Timothy O’Shaughnessy, chief financial officer of the Archdiocese of Philadelphia. (Photo by Sarah Webb)

O’Shaughnessy did not reveal the nature of plans in development that would turn the shrinking deficit into a surplus, or at least a break-even result, for the near term. His focus has been on the archdiocese’s long-term finances, what he called the “balance sheet problems.”

They are four long-term obligations that were very much underfunded in fiscal 2012 in the amount of $354 million. As of June 30 this year, that amount has dropped to $256 million.

The Trust and Loan Fund, a kind of bank whereby parishes deposit cash and may receive loans for parish projects, had been underfunded by $82 million in fiscal 2012. Thanks to proceeds of $30 million from the lease of archdiocesan Catholic cemeteries, underfunding of Trust and Loan stands at $50.3 million.

O’Shaughnessey expects that once the previously announced sales of the Don Guanella Village facility on Sproul Road in Springfield, Delaware County and Mary Immaculate Center in Northampton County are both completed — the former by early 2016 and the latter by early next year — Trust and Loan will be fully funded.

Two other long-term underfunded obligations, the Risk Insurance Fund and Priests’ Pension Fund, also got a shot in the arm from the cemeteries’ transaction. Each received $11.6 million from the deal, bringing the underfunded amount down to $19.6 million for the insurance fund (from $30.4 million in fiscal 2012) and $80 million for the priests’ pension (from $90 million in 2012).

The previously announced sale of the archdiocesan nursing homes to Center Management Group, which closed Monday, Nov. 3, should completely fund Risk Insurance and narrow greatly the remaining priest pension obligation, O’Shaughnessy said.

The Lay Employees Retirement Plan remains underfunded at $107 million, and will take 20 to 30 years to fund entirely. But the plan’s $593 million in assets are thought to be sufficient for the plan’s $700 million in liabilities for retirees.

“That is absolutely sufficient to fund the pensions due current retirees and soon-to-be retirees for a long time,” O’Shaughnessy said.
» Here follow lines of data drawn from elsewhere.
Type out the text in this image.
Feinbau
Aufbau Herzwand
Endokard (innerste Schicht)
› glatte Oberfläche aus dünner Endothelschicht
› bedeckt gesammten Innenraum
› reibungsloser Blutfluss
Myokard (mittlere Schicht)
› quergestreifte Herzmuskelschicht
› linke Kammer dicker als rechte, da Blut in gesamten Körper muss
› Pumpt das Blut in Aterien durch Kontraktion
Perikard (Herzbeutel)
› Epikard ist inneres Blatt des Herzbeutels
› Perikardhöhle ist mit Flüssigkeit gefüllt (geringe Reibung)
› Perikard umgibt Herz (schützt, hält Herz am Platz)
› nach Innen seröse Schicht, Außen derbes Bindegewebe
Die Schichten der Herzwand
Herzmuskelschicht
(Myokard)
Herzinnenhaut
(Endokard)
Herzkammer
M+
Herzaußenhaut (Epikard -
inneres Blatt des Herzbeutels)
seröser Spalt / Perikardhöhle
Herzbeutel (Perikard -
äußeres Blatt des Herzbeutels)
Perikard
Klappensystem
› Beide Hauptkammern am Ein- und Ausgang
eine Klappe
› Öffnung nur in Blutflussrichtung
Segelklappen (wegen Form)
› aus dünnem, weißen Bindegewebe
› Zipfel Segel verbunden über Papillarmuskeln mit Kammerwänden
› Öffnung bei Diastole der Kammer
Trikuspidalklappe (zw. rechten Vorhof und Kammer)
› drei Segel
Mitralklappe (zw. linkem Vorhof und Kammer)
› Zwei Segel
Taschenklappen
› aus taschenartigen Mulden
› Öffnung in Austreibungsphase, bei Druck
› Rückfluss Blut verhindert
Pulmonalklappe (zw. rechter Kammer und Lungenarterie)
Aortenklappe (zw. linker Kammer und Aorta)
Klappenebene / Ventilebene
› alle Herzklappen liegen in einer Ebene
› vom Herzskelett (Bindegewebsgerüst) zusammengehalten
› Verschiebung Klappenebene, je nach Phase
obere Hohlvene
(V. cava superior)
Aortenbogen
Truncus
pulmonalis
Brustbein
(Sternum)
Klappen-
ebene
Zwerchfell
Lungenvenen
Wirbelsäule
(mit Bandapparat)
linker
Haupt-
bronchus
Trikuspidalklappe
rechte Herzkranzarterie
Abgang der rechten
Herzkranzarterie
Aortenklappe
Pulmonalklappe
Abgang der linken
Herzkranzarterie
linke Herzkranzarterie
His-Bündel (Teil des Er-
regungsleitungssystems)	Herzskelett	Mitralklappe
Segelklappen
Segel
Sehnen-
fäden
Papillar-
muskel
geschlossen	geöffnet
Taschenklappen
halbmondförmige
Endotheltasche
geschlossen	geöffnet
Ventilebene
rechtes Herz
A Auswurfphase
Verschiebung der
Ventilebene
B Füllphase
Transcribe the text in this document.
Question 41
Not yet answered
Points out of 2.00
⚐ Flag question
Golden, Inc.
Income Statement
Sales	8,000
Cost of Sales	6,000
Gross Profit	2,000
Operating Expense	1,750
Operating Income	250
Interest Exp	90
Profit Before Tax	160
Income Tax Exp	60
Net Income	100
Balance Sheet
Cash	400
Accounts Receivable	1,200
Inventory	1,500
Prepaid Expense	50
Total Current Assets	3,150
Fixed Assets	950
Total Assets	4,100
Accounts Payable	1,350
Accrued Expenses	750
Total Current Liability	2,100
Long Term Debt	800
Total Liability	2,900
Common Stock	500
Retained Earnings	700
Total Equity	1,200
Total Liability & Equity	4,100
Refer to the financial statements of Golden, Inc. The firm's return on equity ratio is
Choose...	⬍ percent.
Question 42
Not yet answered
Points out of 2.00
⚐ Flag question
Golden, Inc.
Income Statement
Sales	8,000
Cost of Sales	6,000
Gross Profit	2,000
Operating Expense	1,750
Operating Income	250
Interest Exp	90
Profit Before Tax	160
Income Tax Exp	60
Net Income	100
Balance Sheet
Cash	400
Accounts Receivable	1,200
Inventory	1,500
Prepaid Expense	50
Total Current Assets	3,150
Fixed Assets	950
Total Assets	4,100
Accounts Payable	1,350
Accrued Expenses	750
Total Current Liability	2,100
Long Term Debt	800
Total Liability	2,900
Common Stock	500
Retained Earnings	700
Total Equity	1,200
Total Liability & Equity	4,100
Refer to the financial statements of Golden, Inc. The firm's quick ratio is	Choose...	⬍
For younger workers “who are years from retirement, we’ve got to make sure that shortfall gets funded.”

The archdiocese made a major change to pensions for lay church workers when it froze its traditional pension as of June 30 this year and switched to a 401k-style plan (called a 403b plan for non-profit organizations). That switch actually increases the “pension burden” for the archdiocese, O’Shaughnessy said, because instead of contributing 7.5 percent to the traditional pension plan as it did in fiscal 2014, the church is now contributing 9 percent in the current fiscal year: 4 percent to fund the frozen plan, 4.5 percent to the 403b plan and a half-percent for administrative expenses.

Together with a cost-of-living raise for employees this year and other expenses, including costs for the new Neocatechumenal Way Seminary, O’Shaughnessy expects the financial statements for the fiscal year ending June 30, 2015 to show a core operational deficit somewhat higher than $3.1 million but lower than $5 million.

He sees that as a manageable financial situation in the short term, and has hopes that a new Apostolic Impact Fund, implemented by Catholic Charities, will help reduce the deficit along with other plans in development.

“Our plan to shore up the balance sheet is beginning to take hold,” O’Shaughnessy said. “Our actual deficit is ending up consistent with the level we’re budgeting. We’ve brought stability to that process, and to getting the books closed faster.

“In terms of those big balance sheet issues, we’re starting to see some of these transactions close,” which in the future will help fund the shortfalls as planned, he said.

He also emphasized that the transactions are only for those balance sheet issues, and not for day-to-day operations or for the needs of next year’s World Meeting of Families in Philadelphia.